Cultural appropriation is taking parts of one culture and adopting them as one’s own. If you are not native and are using that attire specific to the native culture you are part of the problem. Wearing outfits and headdresses sacred in Native culture and paying to wear them as a fashion statement means degrading the oppression Natives had to endure for years and overall reducing them to nothing but a fashion item.

You can try to argue it is a celebration, not appropriation, but this is not how you celebrate. You do not celebrate by taking sacred clothing items and pasting a made-up Native name to your outfit and making a profit off of it; yes, I am talking to you Princess Pocahontas coordinators, organizers and participants.

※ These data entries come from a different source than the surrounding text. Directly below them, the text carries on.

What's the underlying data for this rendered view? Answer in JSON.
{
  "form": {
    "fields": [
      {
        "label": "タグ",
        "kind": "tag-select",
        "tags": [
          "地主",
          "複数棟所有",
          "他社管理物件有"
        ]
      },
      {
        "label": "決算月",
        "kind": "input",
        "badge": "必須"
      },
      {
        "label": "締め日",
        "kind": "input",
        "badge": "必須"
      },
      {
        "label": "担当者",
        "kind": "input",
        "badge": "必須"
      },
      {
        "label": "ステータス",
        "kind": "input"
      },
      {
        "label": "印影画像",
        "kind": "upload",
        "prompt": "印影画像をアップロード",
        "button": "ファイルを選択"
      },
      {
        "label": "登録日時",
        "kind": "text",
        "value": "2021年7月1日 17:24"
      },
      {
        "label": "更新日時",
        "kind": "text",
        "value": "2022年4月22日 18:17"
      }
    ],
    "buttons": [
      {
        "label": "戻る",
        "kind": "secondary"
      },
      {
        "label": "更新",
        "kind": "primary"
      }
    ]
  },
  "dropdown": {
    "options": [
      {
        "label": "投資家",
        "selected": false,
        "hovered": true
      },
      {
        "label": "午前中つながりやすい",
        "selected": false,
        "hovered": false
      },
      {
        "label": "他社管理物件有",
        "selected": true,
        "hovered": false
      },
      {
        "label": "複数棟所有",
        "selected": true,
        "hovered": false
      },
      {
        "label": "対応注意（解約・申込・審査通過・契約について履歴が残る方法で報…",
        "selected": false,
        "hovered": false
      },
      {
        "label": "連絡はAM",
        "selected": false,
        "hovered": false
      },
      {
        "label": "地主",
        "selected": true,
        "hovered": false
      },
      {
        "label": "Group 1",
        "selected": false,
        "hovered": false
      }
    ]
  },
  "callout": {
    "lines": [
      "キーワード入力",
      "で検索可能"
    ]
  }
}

I am absolutely perplexed as to how this “celebration” picked out names for its participants and thought it was okay to reduce the entirety of the culture for the sake of money.

By maintaining this pageant and ball up and running not only are you perpetuating racism but as well as ingraining in people that it is okay to keep addressing the Native population as Indian and that their culture is nothing more than something to be taken advantage of.

Scholarships can come as a result of participating in this event and seniors are in desperation of receiving money but to decide again, that it is okay to gain money at the expense of others is not okay.

Ultimately, though the Princess Pocahontas Pageant and Ball is justified to be a celebration, it is anything but. It simply serves to carry a cyclical form of violence of cultural appropriation and racism. As a community, it must be understood that the event needs to come to an end. Slowly but surely, we need to make a move away from these kinds of events so we are no longer part of the problem but rather, part of the solution.